Tornai di corsa nella mia stanza e chiusi la porta a chiave, cominciai a spogliarmi, i pantaloni e i boxer soffocavano l'eccitazione al loro interno. Desideravo solo levarli. Entrai nella doccia completamente nudo e feci scorrere l'acqua fredda. Rimasi immobile nel sentirla pungere addirittura le ossa, trapassarmi la testa come un pesante martello, scorrere sul mio corpo e sul basso ventre. Con la mano sinistra girai la manopola e feci scorrere l'acqua calda. E cominciai a pensare. Pensai intensamente a Gerard mentre la mia mano prendeva possesso dell'eccitazione e cominciava a coccolarla, a stuzzicarla. I gemiti si alzarono timidamente nell'aria, cominciai ad ansimare unendo quei respiri affannosi in un tutt'uno con il vapore caldo. Dopo, accompagnato da un gemito più forte degli altri, sporcai la mia mano del mio stesso seme che si confuse con il resto dell'acqua, per poco non caddi a terra sentendo le gambe tremare sotto il mio peso.

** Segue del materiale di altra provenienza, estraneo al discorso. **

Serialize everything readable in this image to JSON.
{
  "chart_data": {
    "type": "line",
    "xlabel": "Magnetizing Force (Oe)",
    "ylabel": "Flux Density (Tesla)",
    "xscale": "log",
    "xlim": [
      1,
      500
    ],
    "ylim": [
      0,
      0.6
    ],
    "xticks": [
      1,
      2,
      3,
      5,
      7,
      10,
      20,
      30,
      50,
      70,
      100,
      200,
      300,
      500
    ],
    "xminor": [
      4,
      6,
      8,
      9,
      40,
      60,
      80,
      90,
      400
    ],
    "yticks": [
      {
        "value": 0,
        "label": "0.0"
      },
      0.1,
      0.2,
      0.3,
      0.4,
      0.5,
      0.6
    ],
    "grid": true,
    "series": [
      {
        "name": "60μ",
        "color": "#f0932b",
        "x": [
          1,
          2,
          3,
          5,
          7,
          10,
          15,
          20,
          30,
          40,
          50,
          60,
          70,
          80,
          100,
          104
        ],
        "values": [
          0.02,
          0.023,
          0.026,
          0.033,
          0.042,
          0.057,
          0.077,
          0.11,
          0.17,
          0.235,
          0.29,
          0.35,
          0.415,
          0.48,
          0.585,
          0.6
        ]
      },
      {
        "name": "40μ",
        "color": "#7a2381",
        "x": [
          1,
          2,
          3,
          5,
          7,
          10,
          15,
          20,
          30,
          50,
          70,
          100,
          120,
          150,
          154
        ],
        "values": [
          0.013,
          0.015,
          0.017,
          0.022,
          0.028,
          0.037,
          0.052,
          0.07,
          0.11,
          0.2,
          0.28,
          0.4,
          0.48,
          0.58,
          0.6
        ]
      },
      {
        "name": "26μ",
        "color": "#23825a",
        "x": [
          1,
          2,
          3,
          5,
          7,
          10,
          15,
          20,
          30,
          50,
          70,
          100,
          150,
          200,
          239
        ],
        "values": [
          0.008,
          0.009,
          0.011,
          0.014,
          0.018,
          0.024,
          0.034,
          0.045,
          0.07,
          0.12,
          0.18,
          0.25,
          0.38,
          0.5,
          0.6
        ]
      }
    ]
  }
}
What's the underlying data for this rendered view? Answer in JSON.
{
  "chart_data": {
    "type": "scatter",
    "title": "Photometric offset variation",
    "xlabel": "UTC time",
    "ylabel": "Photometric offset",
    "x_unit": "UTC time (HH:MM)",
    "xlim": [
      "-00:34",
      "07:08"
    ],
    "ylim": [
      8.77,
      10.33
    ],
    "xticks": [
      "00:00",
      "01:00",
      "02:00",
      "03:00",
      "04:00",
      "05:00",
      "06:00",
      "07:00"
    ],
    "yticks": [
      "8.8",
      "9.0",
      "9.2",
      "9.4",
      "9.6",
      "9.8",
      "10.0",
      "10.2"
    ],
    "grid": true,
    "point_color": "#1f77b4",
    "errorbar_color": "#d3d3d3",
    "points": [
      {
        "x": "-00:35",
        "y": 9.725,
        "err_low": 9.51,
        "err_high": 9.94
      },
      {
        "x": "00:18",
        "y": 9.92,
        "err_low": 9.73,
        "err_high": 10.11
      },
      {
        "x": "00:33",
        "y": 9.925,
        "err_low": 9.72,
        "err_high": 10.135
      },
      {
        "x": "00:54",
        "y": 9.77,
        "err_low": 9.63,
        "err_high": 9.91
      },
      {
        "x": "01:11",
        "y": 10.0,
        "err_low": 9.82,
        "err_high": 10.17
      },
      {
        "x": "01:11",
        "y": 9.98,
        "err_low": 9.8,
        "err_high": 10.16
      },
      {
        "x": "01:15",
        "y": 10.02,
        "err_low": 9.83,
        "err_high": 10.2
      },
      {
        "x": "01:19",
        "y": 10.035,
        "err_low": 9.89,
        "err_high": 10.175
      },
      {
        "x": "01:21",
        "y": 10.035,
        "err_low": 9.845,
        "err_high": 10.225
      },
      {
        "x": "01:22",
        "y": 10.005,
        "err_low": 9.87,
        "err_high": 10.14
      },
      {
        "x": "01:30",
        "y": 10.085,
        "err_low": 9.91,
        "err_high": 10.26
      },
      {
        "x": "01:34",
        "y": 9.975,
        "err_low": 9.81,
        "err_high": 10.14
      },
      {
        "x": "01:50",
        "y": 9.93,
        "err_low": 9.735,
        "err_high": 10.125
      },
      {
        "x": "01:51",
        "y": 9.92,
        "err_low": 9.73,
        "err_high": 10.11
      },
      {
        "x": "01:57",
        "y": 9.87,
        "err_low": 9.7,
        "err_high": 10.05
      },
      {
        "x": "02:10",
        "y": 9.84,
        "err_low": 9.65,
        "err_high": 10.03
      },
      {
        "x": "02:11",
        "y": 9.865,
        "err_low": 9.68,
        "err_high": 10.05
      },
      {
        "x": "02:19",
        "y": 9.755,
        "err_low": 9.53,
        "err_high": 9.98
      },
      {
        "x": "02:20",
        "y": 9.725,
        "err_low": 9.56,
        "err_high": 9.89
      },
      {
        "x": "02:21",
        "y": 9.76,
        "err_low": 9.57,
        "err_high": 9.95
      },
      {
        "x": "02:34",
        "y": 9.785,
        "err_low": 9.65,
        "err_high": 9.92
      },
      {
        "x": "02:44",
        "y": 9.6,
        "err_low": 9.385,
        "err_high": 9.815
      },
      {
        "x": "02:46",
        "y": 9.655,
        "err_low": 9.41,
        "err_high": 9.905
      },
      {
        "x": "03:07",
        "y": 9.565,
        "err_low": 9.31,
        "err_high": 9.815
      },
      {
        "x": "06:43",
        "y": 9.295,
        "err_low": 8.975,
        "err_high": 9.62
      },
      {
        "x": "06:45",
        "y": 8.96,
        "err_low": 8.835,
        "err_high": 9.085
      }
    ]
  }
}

Quando uscii dalla doccia mi detti una ripulita e raggiunsi il letto, nudo, dove nemmeno lì, l'immagine di Gerard, mi lasciò in pace.









___________
La mia prima ff che ha una traccia di comico nelle battute. Non amando questo genere ed esaltando invece quello horror, o quello triste o drammatico, non so io per prima come definire questo primo capitolo della storia. Diciamo che mi è presa '-' E spero di realizzarla come ho nei miei piani: una storia incasinata piena di intrecci.
Ringrazio chi ha trovato il coraggio di leggerla e se mai leggerai tu, Maylene, sappi che ci saranno W. e J. Hai già capito chi sono.